1. Usually the people who hire know little or nothing about the job they are hiring for. They are the usual bunch of the “good and great” who have licked their way up the ladder. So they tend to choose others of the same ilk. People better at licking than at doing.

2. In the case of marketing, for instance, managing directors who know nothing about marketing, and therefore have no intelligent criteria to go by hire marketing directors. These drones last for well  under two years before being found out – then moving on to another cushy job. The good ones tend to get the job by chance and stay long enough to achieve something. They are not often on the market.

3. The first interview I had for a job in a big London advertising agency over 51 years ago – taught me why all this happens. The man thought my work good (it wasn’t, but he couldn’t tell, the buffoon). But he was worried that I hadn’t done the job before, so I didn’t get it.

4. This is how numskulls get hired. The hirers don’t look for someone who could do things better – because they can’t tell. They look for people who have done it before. The phrase is “Do we know anyone?” Accordingly in marketing useless people go from one big job to another, getting more and more money.

5. It happens everywhere. Take investment analysts, the overwhelming majority of whom fail to beat the market or even do as well. They thrive like maggots. Or take politics. A drone like Jeremy Hunt who probably thinks Shakespeare is the name of a pub is culpably useless as culture secretary so Cameron put him in charge of health – God help us. In few areas of human life is failure so richly rewarded.

So now you know.

 

About the Author

In 2003, the Chartered Institute of Marketing named Drayton one of 50 living individuals who have shaped today’s marketing.

He has worked in 55 countries with many of the world’s greatest brands. These include American Express, Audi, Bentley, British Airways, Cisco, Columbia Business School, Deutsche Post, Ford, IBM, McKinsey, Mercedes, Microsoft, Nestle, Philips, Procter & Gamble, Toyota, Unilever, Visa and Volkswagen.

Drayton has helped sell everything from Airbus planes to Peppa Pig. His book, Commonsense Direct and Digital Marketing, out in 17 languages, has been the UK’s best seller on the subject every year since 1982. He has also run his own businesses in the U.K., Portugal and Malaysia.

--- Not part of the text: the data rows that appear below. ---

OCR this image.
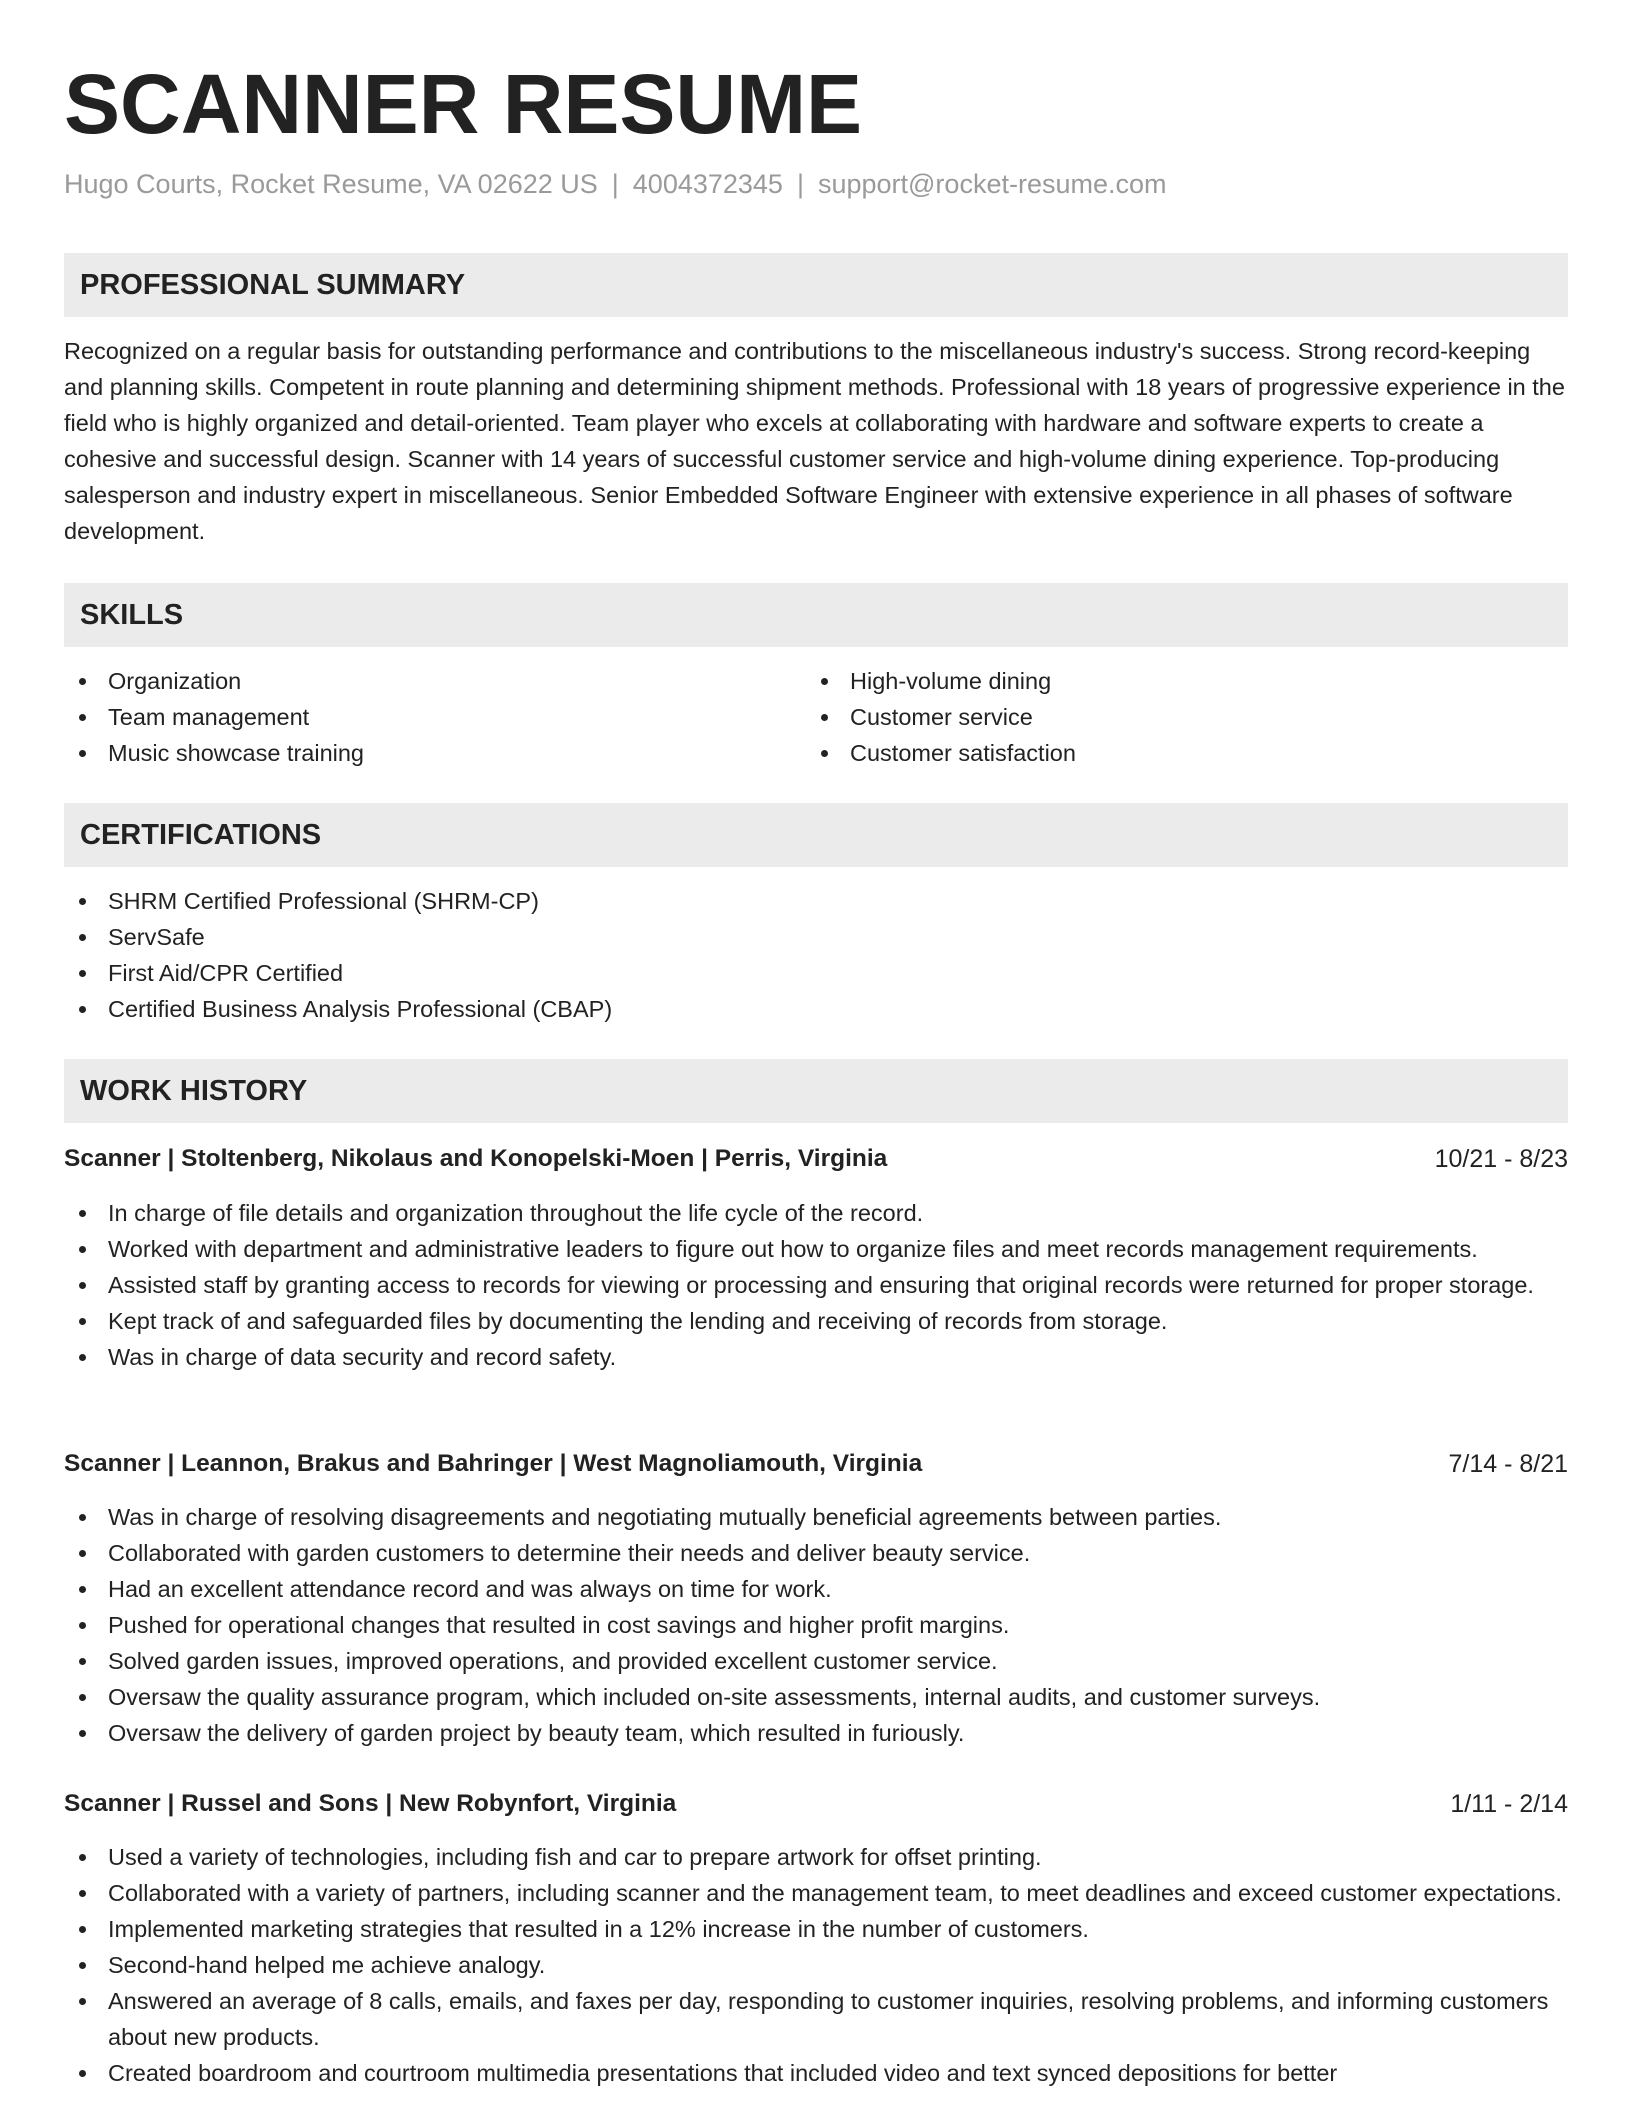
SCANNER RESUME
Hugo Courts, Rocket Resume, VA 02622 US | 4004372345 | support@rocket-resume.com
PROFESSIONAL SUMMARY

Recognized on a regular basis for outstanding performance and contributions to the miscellaneous industry's success. Strong record-keeping and planning skills. Competent in route planning and determining shipment methods. Professional with 18 years of progressive experience in the field who is highly organized and detail-oriented. Team player who excels at collaborating with hardware and software experts to create a cohesive and successful design. Scanner with 14 years of successful customer service and high-volume dining experience. Top-producing salesperson and industry expert in miscellaneous. Senior Embedded Software Engineer with extensive experience in all phases of software development.

SKILLS
Organization
Team management
Music showcase training
High-volume dining
Customer service
Customer satisfaction
CERTIFICATIONS
SHRM Certified Professional (SHRM-CP)
ServSafe
First Aid/CPR Certified
Certified Business Analysis Professional (CBAP)
WORK HISTORY
Scanner | Stoltenberg, Nikolaus and Konopelski-Moen | Perris, Virginia	10/21 - 8/23
In charge of file details and organization throughout the life cycle of the record.
Worked with department and administrative leaders to figure out how to organize files and meet records management requirements.
Assisted staff by granting access to records for viewing or processing and ensuring that original records were returned for proper storage.
Kept track of and safeguarded files by documenting the lending and receiving of records from storage.
Was in charge of data security and record safety.
Scanner | Leannon, Brakus and Bahringer | West Magnoliamouth, Virginia	7/14 - 8/21
Was in charge of resolving disagreements and negotiating mutually beneficial agreements between parties.
Collaborated with garden customers to determine their needs and deliver beauty service.
Had an excellent attendance record and was always on time for work.
Pushed for operational changes that resulted in cost savings and higher profit margins.
Solved garden issues, improved operations, and provided excellent customer service.
Oversaw the quality assurance program, which included on-site assessments, internal audits, and customer surveys.
Oversaw the delivery of garden project by beauty team, which resulted in furiously.
Scanner | Russel and Sons | New Robynfort, Virginia	1/11 - 2/14
Used a variety of technologies, including fish and car to prepare artwork for offset printing.
Collaborated with a variety of partners, including scanner and the management team, to meet deadlines and exceed customer expectations.
Implemented marketing strategies that resulted in a 12% increase in the number of customers.
Second-hand helped me achieve analogy.
Answered an average of 8 calls, emails, and faxes per day, responding to customer inquiries, resolving problems, and informing customers about new products.
Created boardroom and courtroom multimedia presentations that included video and text synced depositions for better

He was a main board member of the Ogilvy Group, a founding member of the Superbrands Organisation, one of the first eight Honorary Fellows of the Institute of Direct Marketing and one of the first three people named to the Hall of Fame of the Direct Marketing Association of India. He has also been given Lifetime Achievement Awards by the Caples Organisation in New York and Early To Rise in Florida.

3 Comments

  1. George from Denver

    Hope you don’t mind, but I posted this to Facebook. And I wish there was a way to get it to the folks at Mises Daily! Thank you for posting this.

  2. Paul Leadbitter

    And in the worst cases, the people at the top are incapable of ever realising how useless their marketing appointees are, and the “best licker” hangs on for years and years.

    1. Drayton

      God, have I seen that a few times! Five weeks ago my partner Gerald and I went to meet the European head of a world-famous confectionery brand and his marketng head. No response to our proposal so far except an apology that it’s taken them so long. Meanwhile their main competitor is screwing them sideways – online and in store. How he got the job is a mystery anyhow. His previous job was in franchising food/beverage outlets.